Más tarde, Nur volvió con la bolsa donde había metido algunas de las pertenencias del Marqués. Envolvió la estatua, el collar y las monedas en una bufanda de lana como las que utilizan los árabes cuando hace mucho frío.

Metió el bulto en el fondo de la bolsa y colocó los artículos personales del Marqués encima.

—Yo llevaré esto en mi camello, Su Señoría, pues a alguien podría parecerle muy extraño que usted llevara algo tan pesado.

—Tenga mucho cuidado con eso, Nur —le pidió Medina.

—Cuanto antes nos vayamos, mejor, solía decir mi Amo siempre que descubría alguna cosa.

Medina sabía que él se refería a su Padre y cuando Nur salió de la tienda el Marqués preguntó:

—Nur ha hablado de su antiguo Amo. ¿Era un Arqueólogo?

—Creo que sí —contestó Medina con naturalidad.

El Marqués que se encontraba sentado con las piernas cruzadas, la miró a la luz de una linterna y observó:

—Hace un momento usted habló como si Nur hubiera estado con usted desde hace mucho tiempo. ¿Cómo le encontró?

Su Padre es un Jeque. ¿Pertenece Nur a su tribu?

—Esta noche no puedo pensar en otra cosa que no sea en el tesoro que Su Señoría ha descubierto —respondió Medina—. Todavía me pregunto cómo hemos podido ser tan afortunados y porque los dioses nos han favorecido tanto.

—Eso mismo me pregunto yo —contestó el Marqués.

—Lo más importante es que Su Señoría lo saque de Arabia —continuó Medina—. Puede confiar en Nur. El jamás mencionará que Su Señoría ha tenido algo tan valioso en su poder. Ella calló un momento antes de continuar: —Si se supiera, las tribus se levantarían en armas para recuperarlo y lo matarían si fuera necesario. El Marqués la miró sorprendido.
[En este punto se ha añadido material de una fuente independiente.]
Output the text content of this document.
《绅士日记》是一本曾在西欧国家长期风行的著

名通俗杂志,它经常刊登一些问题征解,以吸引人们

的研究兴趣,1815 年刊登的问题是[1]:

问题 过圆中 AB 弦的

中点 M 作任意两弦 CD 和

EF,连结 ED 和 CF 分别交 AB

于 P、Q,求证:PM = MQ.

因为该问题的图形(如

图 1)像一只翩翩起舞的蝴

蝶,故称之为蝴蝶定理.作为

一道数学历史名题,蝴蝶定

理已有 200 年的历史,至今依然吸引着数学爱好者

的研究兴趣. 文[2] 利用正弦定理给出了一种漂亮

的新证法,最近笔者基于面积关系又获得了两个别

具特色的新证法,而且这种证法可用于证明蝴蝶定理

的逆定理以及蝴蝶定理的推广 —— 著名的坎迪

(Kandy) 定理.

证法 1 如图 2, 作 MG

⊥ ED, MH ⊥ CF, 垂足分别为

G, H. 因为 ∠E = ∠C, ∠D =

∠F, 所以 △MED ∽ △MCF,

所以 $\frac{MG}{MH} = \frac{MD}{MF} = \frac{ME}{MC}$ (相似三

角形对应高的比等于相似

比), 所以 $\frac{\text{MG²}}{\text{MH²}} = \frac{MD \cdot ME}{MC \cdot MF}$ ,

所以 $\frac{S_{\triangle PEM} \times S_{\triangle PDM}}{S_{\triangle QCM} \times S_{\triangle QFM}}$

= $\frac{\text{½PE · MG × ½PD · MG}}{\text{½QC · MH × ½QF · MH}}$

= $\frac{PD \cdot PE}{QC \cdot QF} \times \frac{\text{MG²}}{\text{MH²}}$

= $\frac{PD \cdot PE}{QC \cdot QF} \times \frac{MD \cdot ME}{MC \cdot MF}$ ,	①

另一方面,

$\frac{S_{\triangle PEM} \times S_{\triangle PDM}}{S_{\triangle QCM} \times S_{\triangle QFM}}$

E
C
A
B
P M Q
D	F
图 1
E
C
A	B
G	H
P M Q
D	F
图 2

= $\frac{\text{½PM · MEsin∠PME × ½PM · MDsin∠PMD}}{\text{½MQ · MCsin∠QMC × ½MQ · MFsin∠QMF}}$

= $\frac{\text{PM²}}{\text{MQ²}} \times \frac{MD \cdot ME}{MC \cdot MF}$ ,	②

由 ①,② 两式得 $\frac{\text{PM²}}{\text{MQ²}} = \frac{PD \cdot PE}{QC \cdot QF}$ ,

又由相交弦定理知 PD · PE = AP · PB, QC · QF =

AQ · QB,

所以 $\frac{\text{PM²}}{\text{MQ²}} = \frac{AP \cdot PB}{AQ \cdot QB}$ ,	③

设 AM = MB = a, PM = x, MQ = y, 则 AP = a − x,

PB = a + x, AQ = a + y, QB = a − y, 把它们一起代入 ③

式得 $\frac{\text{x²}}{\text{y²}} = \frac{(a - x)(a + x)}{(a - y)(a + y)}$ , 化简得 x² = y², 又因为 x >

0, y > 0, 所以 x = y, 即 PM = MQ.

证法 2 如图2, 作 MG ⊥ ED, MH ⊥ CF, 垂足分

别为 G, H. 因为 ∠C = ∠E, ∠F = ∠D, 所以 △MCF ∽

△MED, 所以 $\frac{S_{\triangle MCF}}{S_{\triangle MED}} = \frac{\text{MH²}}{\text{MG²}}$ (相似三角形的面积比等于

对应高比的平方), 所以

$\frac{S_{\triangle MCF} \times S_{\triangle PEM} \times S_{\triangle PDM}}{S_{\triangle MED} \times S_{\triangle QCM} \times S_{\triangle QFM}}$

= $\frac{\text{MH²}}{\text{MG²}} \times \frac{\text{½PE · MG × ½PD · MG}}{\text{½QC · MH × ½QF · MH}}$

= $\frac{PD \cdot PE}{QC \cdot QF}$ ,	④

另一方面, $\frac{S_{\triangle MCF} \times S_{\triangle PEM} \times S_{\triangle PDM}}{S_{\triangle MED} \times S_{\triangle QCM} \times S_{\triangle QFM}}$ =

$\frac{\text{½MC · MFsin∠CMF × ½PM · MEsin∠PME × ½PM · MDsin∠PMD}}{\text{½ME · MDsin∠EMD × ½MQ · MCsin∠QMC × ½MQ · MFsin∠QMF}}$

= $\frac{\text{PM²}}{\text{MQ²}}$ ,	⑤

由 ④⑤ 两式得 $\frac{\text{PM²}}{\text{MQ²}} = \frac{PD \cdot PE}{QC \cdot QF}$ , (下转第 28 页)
—¿Me está sugiriendo que vuelva a Inglaterra inmediatamente?

—Ahora que lo pienso, quizá eso fuera lo más sensato.

—¿Y renunciar a mi viaje a La Meca?

—¿De verdad tiene tanta importancia La Meca para usted?

—Sí —respondió él—. ¡Yo aseguré que llegaría allí y ni todas las estatuas del mundo lograrán que no cumpla mi palabra! Medina guardó silencio. Ella había estado segura de que si le presentaba una alternativa, él volvería a Inglaterra sin arriesgar su vida. Sabía lo peligroso que era lo que él iba a intentar así que sintió miedo y se estremeció.
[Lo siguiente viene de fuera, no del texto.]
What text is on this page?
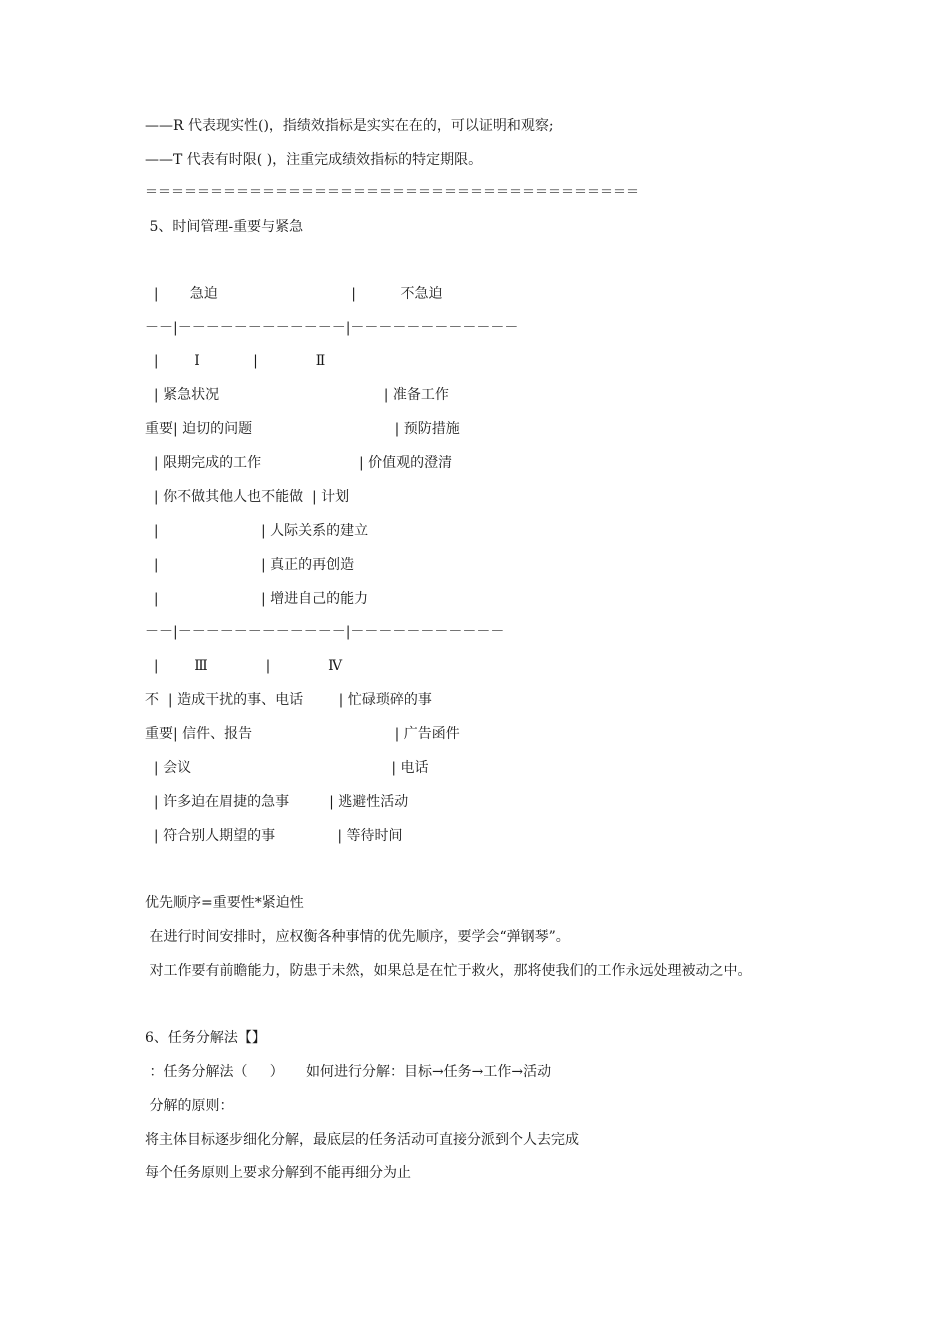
——R 代表现实性()，指绩效指标是实实在在的，可以证明和观察;
——T 代表有时限( )，注重完成绩效指标的特定期限。
＝＝＝＝＝＝＝＝＝＝＝＝＝＝＝＝＝＝＝＝＝＝＝＝＝＝＝＝＝＝＝＝＝＝＝＝＝＝
5、时间管理-重要与紧急
|       急迫                              |          不急迫
－－|－－－－－－－－－－－－|－－－－－－－－－－－－
|        Ⅰ            |             Ⅱ
| 紧急状况                                     | 准备工作
重要| 迫切的问题                                | 预防措施
| 限期完成的工作                      | 价值观的澄清
| 你不做其他人也不能做  | 计划
|                       | 人际关系的建立
|                       | 真正的再创造
|                       | 增进自己的能力
－－|－－－－－－－－－－－－|－－－－－－－－－－－
|        Ⅲ             |             Ⅳ
不  | 造成干扰的事、电话        | 忙碌琐碎的事
重要| 信件、报告                                | 广告函件
| 会议                                             | 电话
| 许多迫在眉捷的急事         | 逃避性活动
| 符合别人期望的事              | 等待时间
优先顺序=重要性*紧迫性
在进行时间安排时，应权衡各种事情的优先顺序，要学会“弹钢琴”。
对工作要有前瞻能力，防患于未然，如果总是在忙于救火，那将使我们的工作永远处理被动之中。
6、任务分解法【】
：任务分解法（     ）     如何进行分解：目标→任务→工作→活动
分解的原则：
将主体目标逐步细化分解，最底层的任务活动可直接分派到个人去完成
每个任务原则上要求分解到不能再细分为止
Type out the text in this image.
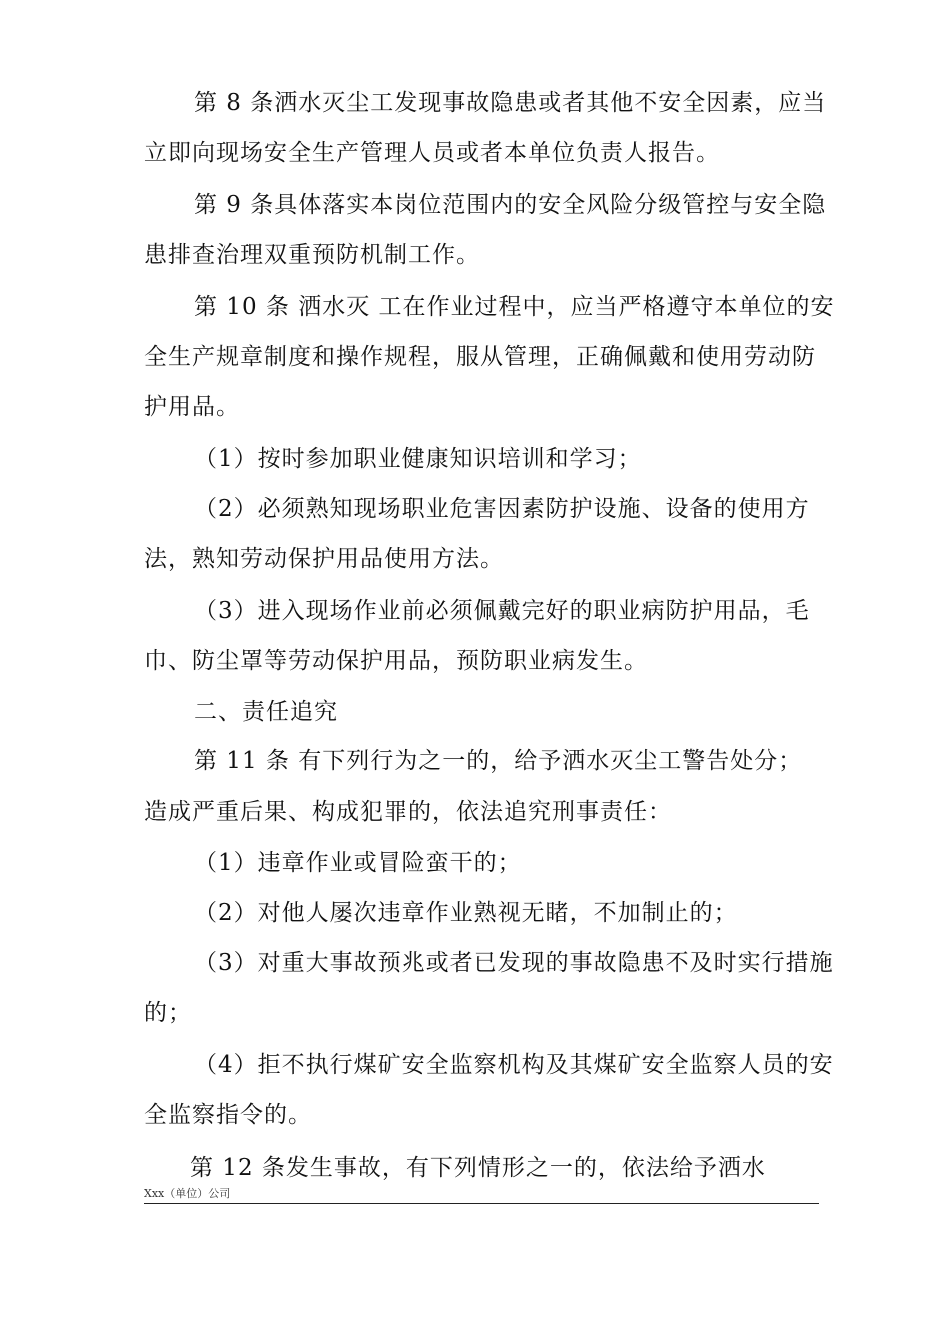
第 8 条洒水灭尘工发现事故隐患或者其他不安全因素，应当
立即向现场安全生产管理人员或者本单位负责人报告。
第 9 条具体落实本岗位范围内的安全风险分级管控与安全隐
患排查治理双重预防机制工作。
第 10 条 洒水灭 工在作业过程中，应当严格遵守本单位的安
全生产规章制度和操作规程，服从管理，正确佩戴和使用劳动防
护用品。
（1）按时参加职业健康知识培训和学习；
（2）必须熟知现场职业危害因素防护设施、设备的使用方
法，熟知劳动保护用品使用方法。
（3）进入现场作业前必须佩戴完好的职业病防护用品，毛
巾、防尘罩等劳动保护用品，预防职业病发生。
二、责任追究
第 11 条 有下列行为之一的，给予洒水灭尘工警告处分；
造成严重后果、构成犯罪的，依法追究刑事责任：
（1）违章作业或冒险蛮干的；
（2）对他人屡次违章作业熟视无睹，不加制止的；
（3）对重大事故预兆或者已发现的事故隐患不及时实行措施
的；
（4）拒不执行煤矿安全监察机构及其煤矿安全监察人员的安
全监察指令的。
第 12 条发生事故，有下列情形之一的，依法给予洒水
Xxx（单位）公司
—¿Realmente siente miedo por mí? —preguntó el Marqués.

—Usted no es árabe y por lo tanto no entiende… lo fanáticos que somos en relación a La Meca.
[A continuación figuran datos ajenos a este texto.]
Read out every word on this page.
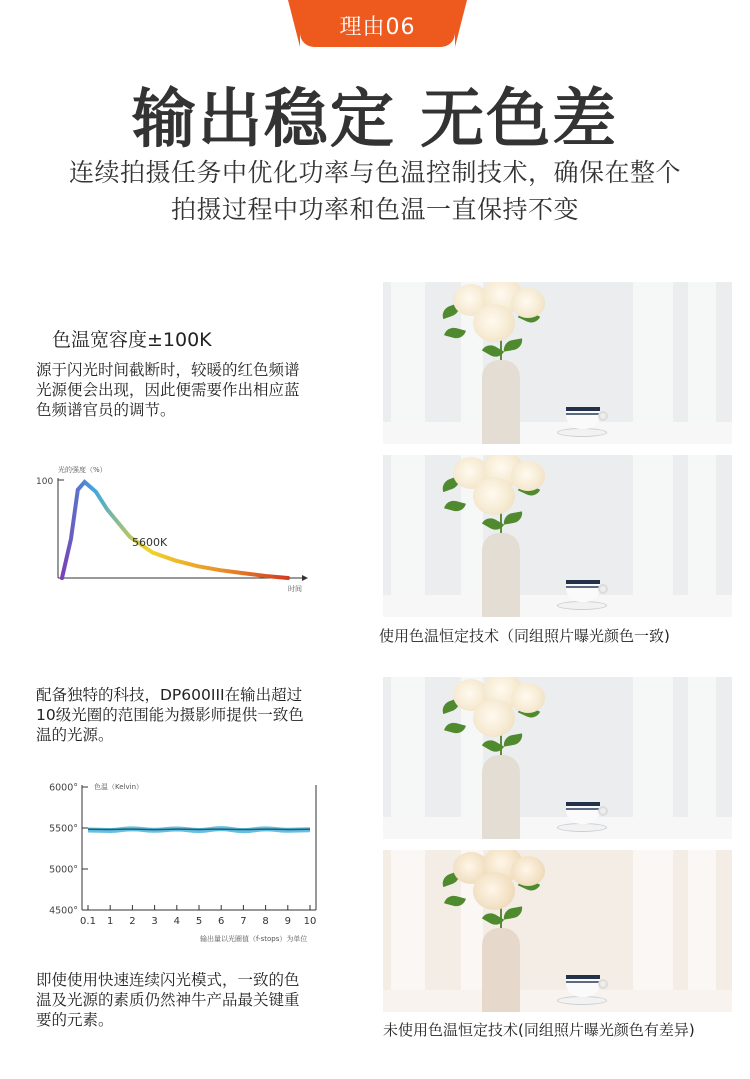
理由06
输出稳定 无色差
连续拍摄任务中优化功率与色温控制技术，确保在整个
拍摄过程中功率和色温一直保持不变
色温宽容度±100K
源于闪光时间截断时，较暖的红色频谱
光源便会出现，因此便需要作出相应蓝
色频谱官员的调节。
光的强度（%）
100
5600K
时间
配备独特的科技，DP600III在输出超过
10级光圈的范围能为摄影师提供一致色
温的光源。
6000°
5500°
5000°
4500°
色温（Kelvin）
0.1 1 2 3 4 5 6 7 8 9 10
输出量以光圈值（f-stops）为单位
即使使用快速连续闪光模式，一致的色
温及光源的素质仍然神牛产品最关键重
要的元素。
使用色温恒定技术（同组照片曝光颜色一致)
未使用色温恒定技术(同组照片曝光颜色有差异)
Se produjo un breve silencio antes de que ella continuara:

—Nosotros creemos que la presencia de un extraño destruye la santidad del lugar. Cualquiera, por valiente que sea, que pretenda violar el lugar más sagrado de todo el mundo musulmán deberá… atenerse a las consecuencias.

Mientras hablaba, Medina comprendió que había fracasado. Los labios del Marqués mostraban su decisión. Sus ruegos sólo habían logrado que él estuviera más decidido que nunca.

—¡Iré a La Meca aunque me cueste la vida! —declaró el Marqués.

—Eso es exactamente lo que le costará —le respondió Medina.

Mientras hablaba, la joven se levantó y salió de la tienda para dirigirse a la suya.

Se había dado cuenta de que lo amaba.